When the 11th Circuit had voted to strike down the individual mandate, it did so largely because the Obama administration failed to articulate a limiting principle for the federal government’s Commerce Clause powers. Even the D.C. Circuit, which upheld the PPACA, admitted that the government was asserting an essentially unlimited regulatory power. “The Government concedes the novelty of the mandate and the lack of any doctrinal limiting principles,” the D.C. Circuit said. “Indeed, at oral argument, the Government could not identify any mandate to purchase a product or service in interstate commerce that would be unconstitutional, at least under the Commerce Clause.”
Solicitor General Donald Verrilli would have to come up with a better answer when he argued the case before the Supreme Court.
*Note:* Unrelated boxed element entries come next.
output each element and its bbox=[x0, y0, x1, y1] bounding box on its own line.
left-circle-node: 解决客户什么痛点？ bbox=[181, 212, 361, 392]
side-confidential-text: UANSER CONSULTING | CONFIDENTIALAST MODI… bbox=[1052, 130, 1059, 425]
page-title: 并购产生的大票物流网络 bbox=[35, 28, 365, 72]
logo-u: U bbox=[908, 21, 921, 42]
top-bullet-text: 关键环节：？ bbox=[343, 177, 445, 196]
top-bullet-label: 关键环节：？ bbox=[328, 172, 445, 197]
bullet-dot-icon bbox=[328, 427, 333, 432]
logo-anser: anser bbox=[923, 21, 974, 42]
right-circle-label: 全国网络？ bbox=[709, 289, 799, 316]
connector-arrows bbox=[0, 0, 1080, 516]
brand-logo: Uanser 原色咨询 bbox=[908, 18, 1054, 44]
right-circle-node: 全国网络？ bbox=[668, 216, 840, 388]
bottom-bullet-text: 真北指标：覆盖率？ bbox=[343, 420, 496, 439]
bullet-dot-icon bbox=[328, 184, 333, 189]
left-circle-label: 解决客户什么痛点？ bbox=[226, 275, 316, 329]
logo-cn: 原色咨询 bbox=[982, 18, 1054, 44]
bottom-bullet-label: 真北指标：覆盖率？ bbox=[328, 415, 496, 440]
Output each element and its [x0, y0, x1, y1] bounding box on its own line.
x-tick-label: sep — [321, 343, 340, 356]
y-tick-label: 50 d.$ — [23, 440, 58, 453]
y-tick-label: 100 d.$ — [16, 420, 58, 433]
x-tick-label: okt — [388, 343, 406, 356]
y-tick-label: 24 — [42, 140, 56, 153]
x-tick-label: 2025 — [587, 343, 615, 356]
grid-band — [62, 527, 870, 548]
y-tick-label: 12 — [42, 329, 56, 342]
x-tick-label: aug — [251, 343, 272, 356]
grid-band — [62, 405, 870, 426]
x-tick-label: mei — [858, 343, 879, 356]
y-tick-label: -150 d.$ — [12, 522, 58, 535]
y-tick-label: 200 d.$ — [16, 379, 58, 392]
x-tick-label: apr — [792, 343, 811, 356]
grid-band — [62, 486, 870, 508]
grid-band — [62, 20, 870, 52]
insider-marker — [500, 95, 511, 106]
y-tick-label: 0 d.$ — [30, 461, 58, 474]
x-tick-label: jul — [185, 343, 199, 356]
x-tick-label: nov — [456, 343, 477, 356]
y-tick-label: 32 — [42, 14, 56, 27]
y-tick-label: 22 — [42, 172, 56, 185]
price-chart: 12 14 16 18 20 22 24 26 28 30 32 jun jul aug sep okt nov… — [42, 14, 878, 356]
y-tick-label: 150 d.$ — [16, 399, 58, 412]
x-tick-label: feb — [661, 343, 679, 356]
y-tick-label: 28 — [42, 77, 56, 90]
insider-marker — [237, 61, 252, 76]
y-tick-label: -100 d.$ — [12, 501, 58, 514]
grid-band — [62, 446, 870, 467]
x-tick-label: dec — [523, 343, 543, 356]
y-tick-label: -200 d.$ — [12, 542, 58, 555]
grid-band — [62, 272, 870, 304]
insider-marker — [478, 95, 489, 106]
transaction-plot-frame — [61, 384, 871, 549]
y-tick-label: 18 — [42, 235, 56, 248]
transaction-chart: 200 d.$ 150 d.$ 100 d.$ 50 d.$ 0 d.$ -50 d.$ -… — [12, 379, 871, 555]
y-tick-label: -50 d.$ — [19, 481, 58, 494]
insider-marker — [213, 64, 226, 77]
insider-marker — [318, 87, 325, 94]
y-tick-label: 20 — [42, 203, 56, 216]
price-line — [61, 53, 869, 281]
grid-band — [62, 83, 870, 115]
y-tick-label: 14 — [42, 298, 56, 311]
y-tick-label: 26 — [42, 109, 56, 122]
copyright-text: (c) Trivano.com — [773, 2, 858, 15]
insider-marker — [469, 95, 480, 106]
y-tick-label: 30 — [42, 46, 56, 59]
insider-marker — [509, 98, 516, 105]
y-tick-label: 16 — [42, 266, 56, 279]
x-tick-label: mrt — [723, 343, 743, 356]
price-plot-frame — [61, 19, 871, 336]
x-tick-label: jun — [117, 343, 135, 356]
According to the brief filed by the multistate challengers, “there is no way to uphold the individual mandate without doing irreparable damage to our basic constitutional system of governance.” At a minimum, the Court’s conservatives would expect the solicitor general to counter that claim by laying out a plausible limiting principle for congressional power under the Commerce Clause. If Verrilli did not, the individual mandate would be in jeopardy.
‘All Bets Are Off’
Verrilli ran into trouble right away. To prevail, he needed to win over at least one of the Supreme Court’s five right-leaning justices. The two most obvious candidates were Kennedy, who regularly sides with the Court’s liberal bloc, and Chief Justice John Roberts. The conservative Roberts may seem like an unlikely ally of the federal government, but consider his record: In the 2010 case United States v. Comstock, which posed the question of whether the Necessary and Proper Clause allowed federal officials to order the indefinite civil commitment of “sexually dangerous” persons who had already finished serving their prison sentences, Roberts sided with the Court’s liberals, endorsing a sweepingly broad understanding of congressional power.
Then there’s the issue of judicial restraint. During his 2005 Senate confirmation hearings, Roberts stressed his belief that the Supreme Court should practice “judicial modesty,” a respect for precedent and consensus that he extended even to Roe v. Wade, the 1973 decision that declared a constitutional right to abortion. He called Roe, a bête noire of conservatives, “the settled law of the Land.” Given the Court’s extremely broad Commerce Clause precedents in Wickard and Raich, the government had reason to believe Roberts would vote to uphold the individual mandate as an application of “settled law.”